Ces rencontres, riches et intenses, ont permis l'expression manifeste des ressources, de la vitalité dont l'être humain dispose, dans un contexte délicat d'hospitalisation et à un âge avancé. Dès les tous premiers instants, qui correspondent à l'arrivée dans la salle, à la prise de contact, aux derniers échanges avant de se quitter, le changement d'attitude des patients est frappant et s'observe tant sur le plan physique, que sur le plan de l'éveil, de l'ouverture aux autres et à soi-même. De tout ce que requiert la participation à un atelier vocal, mobiliser et valoriser ce qui est valide, sans que les patients ne se déprécient ou s'évaluent, apparaît plus que jamais fondamental.  L'énergie est suffisante pour porter le souffle donc pour porter la voix.

Le corps doit pouvoir s'organiser autour de la respiration. La posture devrait conditionner une bonne émission : dans un fauteuil, le corps endolori... au premier abord cela semble difficile. Mais imaginons les chanteurs lyriques actuels desquels les mises en scène attendent des prouesses physiques. C'est un peu la même chose.

Les artistes de cet atelier vont effectuer de véritables prouesses : leur conquête va consister à libérer le plus possible leur corps, à le rendre le plus à l'écoute des mouvements respiratoires. Minimalistes, les corps s'explorent, se détendent, gagnent en  confiance. Les capacités d'attention des patients et leur application sont impressionnantes.

Pendant l'atelier, le mélange et l'équilibre qui s'installent entre l'humilité, la simplicité, mais aussi le franc « être » de ces personnalités, est une jouissance à vivre et partager avec eux. L'intensité égale celle d'un travail de répétition en vue d'une performance. Les jeux vocaux sont appréciés et les gestes, hésitants ou chaotiques, sont sources de plaisir, de curiosité, de surprise et d'amusement. Et finalement, la voix fonctionne.

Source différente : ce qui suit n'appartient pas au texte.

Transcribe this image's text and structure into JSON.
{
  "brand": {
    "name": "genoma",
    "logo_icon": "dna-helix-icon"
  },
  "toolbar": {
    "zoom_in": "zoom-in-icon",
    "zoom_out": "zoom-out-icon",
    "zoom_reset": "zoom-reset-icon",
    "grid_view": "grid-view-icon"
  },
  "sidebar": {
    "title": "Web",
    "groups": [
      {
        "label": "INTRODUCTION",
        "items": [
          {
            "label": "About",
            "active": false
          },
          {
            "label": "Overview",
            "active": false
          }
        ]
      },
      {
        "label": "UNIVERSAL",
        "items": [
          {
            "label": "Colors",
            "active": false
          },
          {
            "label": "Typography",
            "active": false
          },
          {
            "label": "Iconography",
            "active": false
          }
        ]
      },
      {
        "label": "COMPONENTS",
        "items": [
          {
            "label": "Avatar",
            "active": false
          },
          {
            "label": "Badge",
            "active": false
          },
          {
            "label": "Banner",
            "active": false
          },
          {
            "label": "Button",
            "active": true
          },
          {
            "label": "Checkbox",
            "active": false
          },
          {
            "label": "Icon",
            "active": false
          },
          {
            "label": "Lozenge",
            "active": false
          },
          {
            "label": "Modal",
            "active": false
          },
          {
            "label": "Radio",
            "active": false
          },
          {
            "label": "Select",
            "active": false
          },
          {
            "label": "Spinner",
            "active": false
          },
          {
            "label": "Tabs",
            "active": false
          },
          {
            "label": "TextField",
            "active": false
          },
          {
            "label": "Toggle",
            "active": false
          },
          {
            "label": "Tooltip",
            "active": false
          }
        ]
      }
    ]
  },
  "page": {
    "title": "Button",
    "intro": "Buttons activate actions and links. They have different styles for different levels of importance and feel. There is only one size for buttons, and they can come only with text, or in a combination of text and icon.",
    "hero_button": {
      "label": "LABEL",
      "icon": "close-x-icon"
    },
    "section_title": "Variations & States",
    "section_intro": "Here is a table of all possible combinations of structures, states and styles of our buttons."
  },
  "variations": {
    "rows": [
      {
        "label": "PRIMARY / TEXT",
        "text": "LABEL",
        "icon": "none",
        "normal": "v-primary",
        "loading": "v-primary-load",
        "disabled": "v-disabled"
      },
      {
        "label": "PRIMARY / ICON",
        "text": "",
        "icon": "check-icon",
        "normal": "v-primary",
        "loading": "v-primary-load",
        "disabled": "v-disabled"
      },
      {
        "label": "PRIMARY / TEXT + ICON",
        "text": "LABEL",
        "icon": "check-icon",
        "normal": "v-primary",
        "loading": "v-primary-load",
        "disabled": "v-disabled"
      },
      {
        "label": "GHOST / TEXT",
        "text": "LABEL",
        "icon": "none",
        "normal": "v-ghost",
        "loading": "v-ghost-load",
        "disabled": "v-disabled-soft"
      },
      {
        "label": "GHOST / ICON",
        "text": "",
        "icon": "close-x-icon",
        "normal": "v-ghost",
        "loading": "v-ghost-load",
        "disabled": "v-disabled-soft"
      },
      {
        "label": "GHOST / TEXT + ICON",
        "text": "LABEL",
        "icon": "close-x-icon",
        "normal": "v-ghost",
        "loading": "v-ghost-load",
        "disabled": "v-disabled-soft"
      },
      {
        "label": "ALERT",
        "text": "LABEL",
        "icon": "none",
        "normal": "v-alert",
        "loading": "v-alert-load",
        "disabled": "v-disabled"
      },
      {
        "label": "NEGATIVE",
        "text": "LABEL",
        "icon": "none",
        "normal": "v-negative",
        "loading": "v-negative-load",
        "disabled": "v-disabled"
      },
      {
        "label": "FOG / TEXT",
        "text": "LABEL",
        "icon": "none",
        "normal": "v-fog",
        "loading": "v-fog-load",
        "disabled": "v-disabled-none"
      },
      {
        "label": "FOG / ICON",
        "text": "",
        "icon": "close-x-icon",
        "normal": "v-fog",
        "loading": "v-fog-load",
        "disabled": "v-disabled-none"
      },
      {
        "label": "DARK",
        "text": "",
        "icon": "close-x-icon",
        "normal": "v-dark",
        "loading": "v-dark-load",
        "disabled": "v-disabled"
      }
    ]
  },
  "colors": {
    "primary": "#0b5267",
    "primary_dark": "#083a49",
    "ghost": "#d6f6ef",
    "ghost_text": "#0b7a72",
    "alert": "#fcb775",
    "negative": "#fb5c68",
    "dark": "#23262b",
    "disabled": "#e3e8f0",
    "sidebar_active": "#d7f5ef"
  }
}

Les chants font surgir les souvenirs, suscitent un intérêt culturel, car nous évoquons les contextes des œuvres (compositeur, livret, portée de l’œuvre, liens avec d'autres arts), un intérêt littéraire, historique, linguistique, etc. pour lesquels les compétences de chacun sont véritablement accueillies. Nous écoutons les œuvres du répertoire ou les enregistrements réalisés pendant l'atelier avec émotion. Les voix sont là, belles, et l'interprétation chargée de sens.

Tout ceci est possible grâce au personnel hospitalier et aux familles, qui permettent à l'atelier de se dérouler dans le confort et la sérénité. Leurs sourires, leurs regards curieux ou enjoués, leur participation sont autant d'encouragements et de reconnaissance envers nos grands aînés.